Palmer, Ein and I are seated on the mezzanine level, surrounded by vintage photographs of McConnell’s from its early days. There’s no hint of pretentiousness or fussiness here. Instead, there’s a sense of ease and familiarity to this brand, and to Palmer and Ein. To say the couple is just friendly is an understatement. Their down-to-earth personalities will make you want to immediately adopt them into your circle of friends, and their knowledge and love of food—and ice cream—is contagious. But don’t let their relaxed personalities fool you. Underneath all that charm are driven individuals who are as strict about their work ethic as they are affable. And they know they wouldn’t be here—three and a half years after purchasing McConnell’s—without the support of their employees and community.

“There’s a lot of heart in this company,” Palmer says with appreciation in his voice. “Before, McConnell’s was a fabulous ice cream company. Now, McConnell’s is a fabulous community. It’s a community of people involved with the company and the people that work with us every day.

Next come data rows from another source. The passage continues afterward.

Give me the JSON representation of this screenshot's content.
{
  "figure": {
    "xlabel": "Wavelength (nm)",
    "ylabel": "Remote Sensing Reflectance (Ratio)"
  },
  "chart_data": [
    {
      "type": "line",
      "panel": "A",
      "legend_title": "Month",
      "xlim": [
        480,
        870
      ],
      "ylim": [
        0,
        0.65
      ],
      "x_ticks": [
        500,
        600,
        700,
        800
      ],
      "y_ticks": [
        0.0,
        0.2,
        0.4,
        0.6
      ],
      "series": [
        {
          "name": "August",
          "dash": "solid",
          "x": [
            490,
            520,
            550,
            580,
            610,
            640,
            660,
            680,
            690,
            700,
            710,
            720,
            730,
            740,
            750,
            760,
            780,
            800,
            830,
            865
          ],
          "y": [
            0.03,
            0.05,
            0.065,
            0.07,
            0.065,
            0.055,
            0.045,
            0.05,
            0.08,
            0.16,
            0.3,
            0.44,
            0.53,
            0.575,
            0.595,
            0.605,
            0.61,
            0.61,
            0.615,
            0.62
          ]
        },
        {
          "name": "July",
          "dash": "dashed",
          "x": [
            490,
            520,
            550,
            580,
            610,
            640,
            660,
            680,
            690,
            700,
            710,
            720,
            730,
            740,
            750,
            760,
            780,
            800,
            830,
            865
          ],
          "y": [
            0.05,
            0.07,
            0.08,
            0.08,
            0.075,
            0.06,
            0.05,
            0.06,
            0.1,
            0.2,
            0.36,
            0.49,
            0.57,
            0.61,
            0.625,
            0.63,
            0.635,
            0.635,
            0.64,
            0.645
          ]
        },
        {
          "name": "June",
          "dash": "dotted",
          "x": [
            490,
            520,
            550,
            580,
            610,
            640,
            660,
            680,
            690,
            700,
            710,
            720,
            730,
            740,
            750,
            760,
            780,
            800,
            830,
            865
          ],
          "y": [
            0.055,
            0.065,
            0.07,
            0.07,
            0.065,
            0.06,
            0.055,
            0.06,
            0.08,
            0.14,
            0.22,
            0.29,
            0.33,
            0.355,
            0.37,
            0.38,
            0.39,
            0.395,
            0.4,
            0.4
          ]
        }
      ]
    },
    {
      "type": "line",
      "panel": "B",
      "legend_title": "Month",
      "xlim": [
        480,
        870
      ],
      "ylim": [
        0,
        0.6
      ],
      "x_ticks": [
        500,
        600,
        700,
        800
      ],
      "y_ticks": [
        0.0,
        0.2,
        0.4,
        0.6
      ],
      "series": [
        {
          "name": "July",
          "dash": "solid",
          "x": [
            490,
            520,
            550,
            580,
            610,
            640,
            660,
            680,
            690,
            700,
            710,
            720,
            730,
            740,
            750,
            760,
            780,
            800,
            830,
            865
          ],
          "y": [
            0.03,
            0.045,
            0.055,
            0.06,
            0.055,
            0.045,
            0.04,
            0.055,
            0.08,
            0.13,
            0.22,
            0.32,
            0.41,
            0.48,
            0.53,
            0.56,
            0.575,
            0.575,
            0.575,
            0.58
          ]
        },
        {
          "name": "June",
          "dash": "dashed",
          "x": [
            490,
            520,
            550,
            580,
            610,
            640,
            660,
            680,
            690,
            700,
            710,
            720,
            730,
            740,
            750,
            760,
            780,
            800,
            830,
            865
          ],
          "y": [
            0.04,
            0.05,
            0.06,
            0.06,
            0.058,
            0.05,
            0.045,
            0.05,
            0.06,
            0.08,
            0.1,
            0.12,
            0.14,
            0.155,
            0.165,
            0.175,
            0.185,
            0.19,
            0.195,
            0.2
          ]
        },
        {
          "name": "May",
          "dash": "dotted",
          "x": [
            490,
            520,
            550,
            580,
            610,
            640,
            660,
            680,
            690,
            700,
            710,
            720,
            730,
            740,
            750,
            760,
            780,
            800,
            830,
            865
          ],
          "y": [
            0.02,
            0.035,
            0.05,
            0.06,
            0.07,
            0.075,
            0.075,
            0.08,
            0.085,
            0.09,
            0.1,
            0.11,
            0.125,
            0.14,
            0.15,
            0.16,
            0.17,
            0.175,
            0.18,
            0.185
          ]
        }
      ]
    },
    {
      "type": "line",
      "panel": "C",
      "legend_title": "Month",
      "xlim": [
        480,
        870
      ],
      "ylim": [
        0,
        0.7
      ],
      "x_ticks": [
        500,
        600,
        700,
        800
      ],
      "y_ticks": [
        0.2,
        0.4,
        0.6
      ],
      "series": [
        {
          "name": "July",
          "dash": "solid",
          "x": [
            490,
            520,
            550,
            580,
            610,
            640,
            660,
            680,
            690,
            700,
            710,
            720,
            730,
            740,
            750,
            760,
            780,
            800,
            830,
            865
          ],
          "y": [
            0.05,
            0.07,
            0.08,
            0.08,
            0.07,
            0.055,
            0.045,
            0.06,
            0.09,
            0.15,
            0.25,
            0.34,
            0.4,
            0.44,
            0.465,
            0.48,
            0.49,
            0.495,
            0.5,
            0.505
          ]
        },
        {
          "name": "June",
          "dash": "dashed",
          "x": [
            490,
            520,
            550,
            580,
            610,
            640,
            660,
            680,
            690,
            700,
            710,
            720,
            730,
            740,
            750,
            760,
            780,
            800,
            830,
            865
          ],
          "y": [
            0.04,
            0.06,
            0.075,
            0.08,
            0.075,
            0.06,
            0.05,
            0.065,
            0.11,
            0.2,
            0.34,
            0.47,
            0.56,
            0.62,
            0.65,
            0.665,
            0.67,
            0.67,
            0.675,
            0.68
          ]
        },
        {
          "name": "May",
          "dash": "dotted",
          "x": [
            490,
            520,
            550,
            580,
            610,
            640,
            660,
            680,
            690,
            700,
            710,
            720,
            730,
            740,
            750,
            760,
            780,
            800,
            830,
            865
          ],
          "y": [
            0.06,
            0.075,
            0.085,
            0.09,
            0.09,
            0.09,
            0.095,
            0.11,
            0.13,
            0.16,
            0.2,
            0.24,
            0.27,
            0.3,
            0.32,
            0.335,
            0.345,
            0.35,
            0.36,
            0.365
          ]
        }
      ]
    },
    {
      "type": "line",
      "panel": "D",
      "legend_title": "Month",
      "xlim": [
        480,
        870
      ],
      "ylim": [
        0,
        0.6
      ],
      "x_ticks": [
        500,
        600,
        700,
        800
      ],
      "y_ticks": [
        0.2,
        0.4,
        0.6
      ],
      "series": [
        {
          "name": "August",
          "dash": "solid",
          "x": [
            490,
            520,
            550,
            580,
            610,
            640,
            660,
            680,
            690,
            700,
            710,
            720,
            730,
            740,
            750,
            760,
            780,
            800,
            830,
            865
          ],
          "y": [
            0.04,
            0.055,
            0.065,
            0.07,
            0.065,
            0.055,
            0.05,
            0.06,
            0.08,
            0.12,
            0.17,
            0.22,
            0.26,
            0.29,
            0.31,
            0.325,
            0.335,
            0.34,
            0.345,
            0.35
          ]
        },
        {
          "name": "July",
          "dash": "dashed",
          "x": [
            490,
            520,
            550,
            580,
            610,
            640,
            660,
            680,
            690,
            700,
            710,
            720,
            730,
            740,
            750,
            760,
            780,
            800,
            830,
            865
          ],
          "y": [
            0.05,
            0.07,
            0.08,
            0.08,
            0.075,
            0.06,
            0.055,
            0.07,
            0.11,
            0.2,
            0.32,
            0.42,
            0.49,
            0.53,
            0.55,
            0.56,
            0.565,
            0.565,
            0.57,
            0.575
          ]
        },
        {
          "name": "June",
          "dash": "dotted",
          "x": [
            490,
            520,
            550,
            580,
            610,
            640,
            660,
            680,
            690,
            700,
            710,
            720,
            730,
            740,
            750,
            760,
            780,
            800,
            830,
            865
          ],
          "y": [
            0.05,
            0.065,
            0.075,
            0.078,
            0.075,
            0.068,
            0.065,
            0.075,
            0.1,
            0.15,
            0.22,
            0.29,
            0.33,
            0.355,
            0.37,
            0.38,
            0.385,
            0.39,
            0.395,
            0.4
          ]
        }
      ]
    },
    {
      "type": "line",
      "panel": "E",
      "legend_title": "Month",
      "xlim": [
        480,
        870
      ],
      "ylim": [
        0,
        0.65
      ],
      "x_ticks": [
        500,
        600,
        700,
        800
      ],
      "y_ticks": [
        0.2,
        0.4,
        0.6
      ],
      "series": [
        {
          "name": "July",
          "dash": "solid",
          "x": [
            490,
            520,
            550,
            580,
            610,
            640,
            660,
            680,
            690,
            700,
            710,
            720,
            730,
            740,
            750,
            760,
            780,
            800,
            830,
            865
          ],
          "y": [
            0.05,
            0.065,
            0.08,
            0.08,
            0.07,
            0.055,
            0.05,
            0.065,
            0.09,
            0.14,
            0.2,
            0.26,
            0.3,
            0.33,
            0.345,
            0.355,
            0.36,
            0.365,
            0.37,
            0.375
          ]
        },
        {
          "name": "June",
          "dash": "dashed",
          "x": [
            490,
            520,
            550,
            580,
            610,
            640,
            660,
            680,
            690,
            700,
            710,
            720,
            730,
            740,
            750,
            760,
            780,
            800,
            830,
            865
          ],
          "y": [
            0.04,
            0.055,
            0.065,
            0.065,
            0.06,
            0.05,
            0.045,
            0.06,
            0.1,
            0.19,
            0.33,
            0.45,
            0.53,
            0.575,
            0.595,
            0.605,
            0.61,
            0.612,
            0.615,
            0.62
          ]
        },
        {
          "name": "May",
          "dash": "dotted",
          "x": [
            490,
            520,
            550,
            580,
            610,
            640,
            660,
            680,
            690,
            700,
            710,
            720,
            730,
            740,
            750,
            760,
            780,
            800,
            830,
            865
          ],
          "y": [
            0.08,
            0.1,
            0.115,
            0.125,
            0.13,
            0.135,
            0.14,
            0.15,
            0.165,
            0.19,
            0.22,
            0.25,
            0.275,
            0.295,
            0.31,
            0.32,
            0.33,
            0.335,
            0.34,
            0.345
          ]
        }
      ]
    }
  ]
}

Not just the people that make the ice cream, but the people that also work in our stores.

“It’s never been our goal to be the biggest ice cream company because by its very nature, the biggest will more than likely never be the best,” explains Palmer. “When you want to be the biggest, you’re forced to make choices that maybe don’t align with making the finest product. And our goal is to make the most transcendent, finest ice cream in the business.”